Ethan Carter ma jeszcze sporo tajemnic
Grę ukończyć można w kilka godzin, ale nawet dziś wiele z głębiej ukrytych znaczeń czeka na odnalezienie - zapewnia Chmielarz. Ile? „... połowa?” - szacuje.
- Ethan ma strukturę cebuli. Nawet jeśli myślimy, że poznaliśmy ważne wydarzenia fabularne, nawet jeśli mamy wiele ich interpretacji, to nadal nie jest to koniec interpretacji tego, czym jest Ethan Carter jako gra - wyjaśnia. - Ja, Tom Bissell i Rob Auten spędziliśmy dużo czasu na tworzeniu tych warstw, ale większość krytyków - lub niemal wszyscy - nie zagłębiała tematu.
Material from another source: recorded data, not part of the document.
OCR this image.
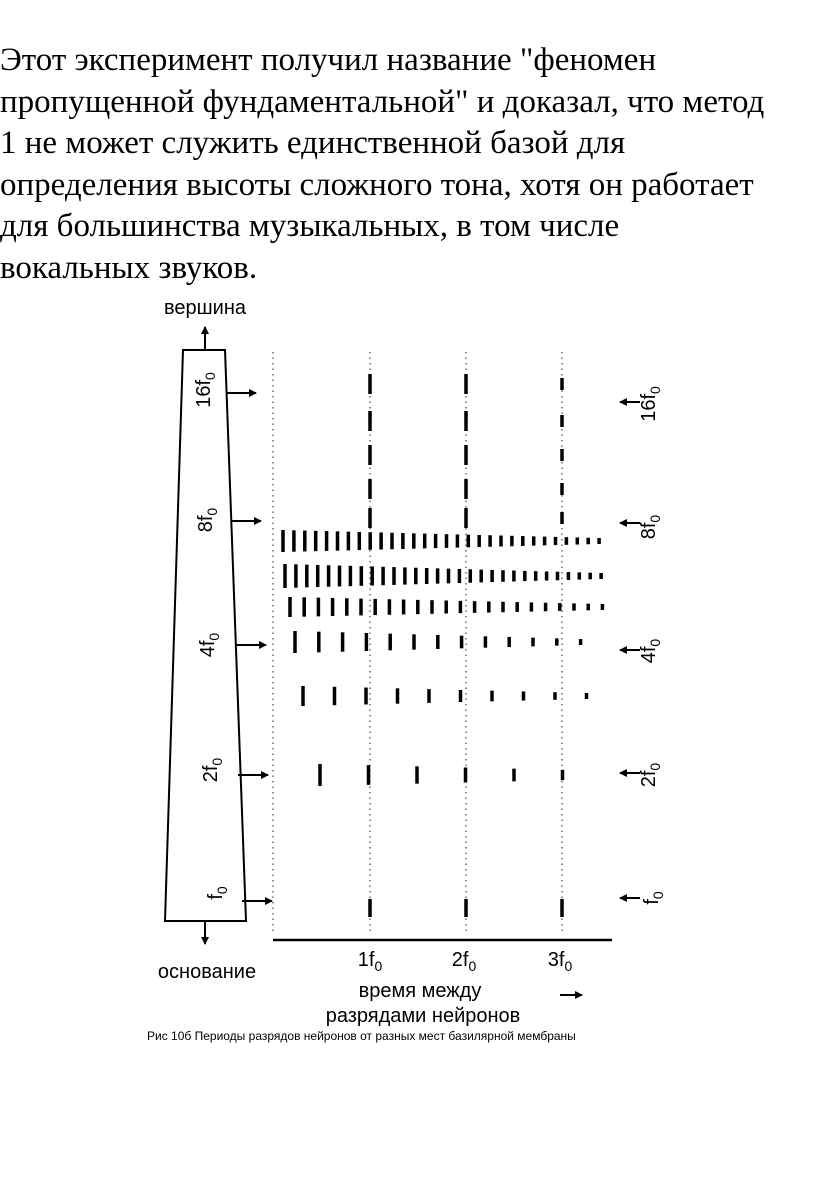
Этот эксперимент получил название "феномен
пропущенной фундаментальной" и доказал, что метод
1 не может служить единственной базой для
определения высоты сложного тона, хотя он работает
для большинства музыкальных, в том числе
вокальных звуков.
вершина
основание
$16f_0$
$8f_0$
$4f_0$
$2f_0$
$f_0$
$16f_0$
$8f_0$
$4f_0$
$2f_0$
$f_0$
$1f_0$	$2f_0$	$3f_0$
время между
разрядами нейронов
Рис 10б Периоды разрядов нейронов от разных мест базилярной мембраны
- Pozostały więc tajemnice do odkrycia. Nie jestem pewien, czy pozostały jakieś konkretne, fizyczne obiekty. Chodzi raczej o ukryte połączenia pomiędzy różnymi elementami.
Chmielarz nie ma jednak nic przeciwko traktowaniu gry jako spaceru po tajemniczym lesie.
- Jeśli komuś podoba się ta zewnętrzna warstwa, nie ma problemu. Nie trzeba zastanawiać się nad znaczeniem zakończenia - mówi. - Można po prostu przespacerować się po Red Creek Valley, o to chodziło. Ale gracze nie zastanawiają się nawet nad głębszym badaniem tematu, ponieważ nie są do tego przyzwyczajeni.
- Jestem bardziej zawiedziony samą branżą, ponieważ nie produkujemy wystarczającej liczby gier, które zachęcałyby do uważniejszego spojrzenia na ich zawartość - dodaje.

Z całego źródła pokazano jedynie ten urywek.